No hay retorno sin vuelta


Pareciera, mirando desde aquí, que no hay retorno si antes no se ha dado la vuelta. Es difícil apreciar cabalmente el paisaje si este no se ha recorrido completamente. Así como un libro ha de leerse varias veces antes de entenderse realmente el mensaje, parece no haber manera posible de establecer indicios claros, reglas respetables, argumentos de peso para seguir el buen camino sin torcerse y meter la pata en cada oportunidad. Fallar puede abrir la puerta al aprendizaje. La frustración puede imprimir fuerzas renovadas para comenzar de nuevo. La rabia, la tristeza e incluso la alegría le pueden mover la mata a las trabas del camino para trazar una ruta posible en la realidad de cada uno, comprobada con hechos, lejos de las teorías, las doctrinas y las sentencias de la gente que sabe.

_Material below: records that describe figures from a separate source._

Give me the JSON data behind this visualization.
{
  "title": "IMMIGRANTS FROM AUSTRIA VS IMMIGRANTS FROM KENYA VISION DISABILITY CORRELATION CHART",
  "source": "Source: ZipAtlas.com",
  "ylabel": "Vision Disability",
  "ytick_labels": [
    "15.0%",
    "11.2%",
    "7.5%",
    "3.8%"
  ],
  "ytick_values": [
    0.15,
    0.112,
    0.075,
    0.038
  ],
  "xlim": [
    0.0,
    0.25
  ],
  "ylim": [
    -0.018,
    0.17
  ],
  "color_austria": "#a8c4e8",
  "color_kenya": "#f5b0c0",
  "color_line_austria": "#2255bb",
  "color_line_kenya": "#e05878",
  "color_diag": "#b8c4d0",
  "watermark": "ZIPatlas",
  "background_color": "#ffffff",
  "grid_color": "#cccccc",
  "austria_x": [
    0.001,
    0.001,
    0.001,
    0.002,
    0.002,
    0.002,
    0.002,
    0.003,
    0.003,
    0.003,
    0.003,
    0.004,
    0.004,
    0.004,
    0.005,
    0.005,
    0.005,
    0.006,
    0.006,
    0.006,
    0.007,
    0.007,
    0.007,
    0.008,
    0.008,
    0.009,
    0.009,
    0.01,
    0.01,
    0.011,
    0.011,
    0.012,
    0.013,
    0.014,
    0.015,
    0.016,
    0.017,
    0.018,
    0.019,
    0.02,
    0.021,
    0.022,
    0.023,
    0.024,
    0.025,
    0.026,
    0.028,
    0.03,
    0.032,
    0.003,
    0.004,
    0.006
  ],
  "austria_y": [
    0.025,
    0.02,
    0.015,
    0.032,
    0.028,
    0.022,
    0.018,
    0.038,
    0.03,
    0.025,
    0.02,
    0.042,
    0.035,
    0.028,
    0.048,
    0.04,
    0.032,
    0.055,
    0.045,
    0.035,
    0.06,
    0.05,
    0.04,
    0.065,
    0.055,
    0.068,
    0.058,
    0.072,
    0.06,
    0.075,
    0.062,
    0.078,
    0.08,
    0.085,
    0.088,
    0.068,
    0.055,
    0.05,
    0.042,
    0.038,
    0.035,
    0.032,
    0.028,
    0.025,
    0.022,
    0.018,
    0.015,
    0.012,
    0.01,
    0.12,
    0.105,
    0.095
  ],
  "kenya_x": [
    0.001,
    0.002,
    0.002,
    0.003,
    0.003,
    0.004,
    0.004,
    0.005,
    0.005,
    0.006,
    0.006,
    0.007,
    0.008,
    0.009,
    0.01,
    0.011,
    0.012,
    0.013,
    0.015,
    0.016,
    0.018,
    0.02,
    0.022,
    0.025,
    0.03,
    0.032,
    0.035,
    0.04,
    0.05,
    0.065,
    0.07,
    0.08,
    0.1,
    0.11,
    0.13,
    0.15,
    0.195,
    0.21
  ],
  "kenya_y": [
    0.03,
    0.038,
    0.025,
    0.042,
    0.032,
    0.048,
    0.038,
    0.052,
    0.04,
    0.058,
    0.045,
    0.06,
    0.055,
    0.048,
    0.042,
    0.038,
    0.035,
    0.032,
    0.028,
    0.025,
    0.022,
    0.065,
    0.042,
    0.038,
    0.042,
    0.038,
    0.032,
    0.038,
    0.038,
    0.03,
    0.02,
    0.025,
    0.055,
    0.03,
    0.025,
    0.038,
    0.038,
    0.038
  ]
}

Está muy claro que la juventud es el tiempo para recorrer el camino ancho, para probar, para emocionarse hasta el techo, para intentar y fallar miserablemente; para salir de la batalla recién ganada o perdida con la cara sucia de loco y una sonrisa compulsiva, con alguna enseñanza, que aunque se provenga de una experiencia única, individual, abre las puertas a un mundo de posibilidades para quien recorrió ese camino y tiene ahora en sus manos “alguna verdad” comprobada. Se podría pensar que después de varias batallas, después de muchos malabares y algunas torceduras éticas que pudieron facilitar el camino, es hora de sentarse a disfrutar de los logros y, con suerte, compartirlos con quienes hayan sobrevivido a tu aventura.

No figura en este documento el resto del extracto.